Delivering culturally sensitive care through innovative planning and policy implementation is necessitated by the fact that varied sicknesses in Australia have numerous casualties that need varied approaches when diagnosing, treating, and managing and curing, which may integrate both traditional and western health interventions. The article analyzes the scope and desirability of effectively and adequately developing and implementing culturally competent nursing care by examining a fictitious yet a usual clinical example of a health care client from a divergent culture from that of the nurse.

The article indicates that nurses need to acquire relevant skills, attitudes and knowledge on how to provide quality health care that sufficiently fits with the needs and expectations of health consumers from diverse cultural backgrounds. Moreover, nurses should acknowledge and appreciate the culture, ideals, beliefs and principles of their culturally diversified clients, which help in upholding the rights of health consumers in every aspect of care delivery. These views are supported by Leininger & McFarland (2006) who advocates developing standards and guidelines intended to enhance cultural competence and cultural congruence as a way to ensure quality, accessible, acceptable and available health care is provided universally.

References

Bryant, R.B., Foley, E. R., & Percival, E. C. (2008).
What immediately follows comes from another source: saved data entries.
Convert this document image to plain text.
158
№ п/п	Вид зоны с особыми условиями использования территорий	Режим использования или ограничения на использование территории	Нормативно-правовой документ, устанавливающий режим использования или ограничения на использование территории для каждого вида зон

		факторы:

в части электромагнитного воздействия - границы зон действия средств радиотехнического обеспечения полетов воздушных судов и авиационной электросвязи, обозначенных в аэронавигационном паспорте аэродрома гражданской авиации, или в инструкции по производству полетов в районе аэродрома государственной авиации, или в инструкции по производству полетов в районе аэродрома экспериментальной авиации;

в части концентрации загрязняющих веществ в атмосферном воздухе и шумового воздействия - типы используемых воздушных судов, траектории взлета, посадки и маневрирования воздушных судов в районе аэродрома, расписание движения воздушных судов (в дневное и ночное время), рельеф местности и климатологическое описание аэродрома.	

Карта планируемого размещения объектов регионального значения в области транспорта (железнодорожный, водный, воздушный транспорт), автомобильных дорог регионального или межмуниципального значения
The role of RCNA in promoting transcultural nursing as a discipline of study, research, practice and management in Australia. Contemporary Nurse, 28, 3-11.

Chenowethm, L., Jeon, Y.H., Goff, M., & Burke, C. (2006). Cultural competency and nursing care: an Australian perspective. International Nursing Review, 53, 34-40.

Houck, N.M., & Bongiorno, A.W. (2006). Innovations in the public policy education of nursing students. Journal of New York State Nurses’ Association, 37, 4-9.

Leininger, M.M., & McFarland, M.R. (2006). Culture care diversity and universality: a worldwide nursing theory. New York: Jones & Bartlett Learning.

Murphy, S. C. (2006). Mapping the literature of Transcultural nursing. Medical Library Association, 94: pp143-145.

Nannini, A. (2009). The health policy pathfinder: An innovative strategy to explore interest group politics. Journal of Nursing Education, 48 (10), 588-591.

Potter, P.A, & Perry, A. G. (2007). Basic Nursing, 6th edition.  St. Louis: Mosby.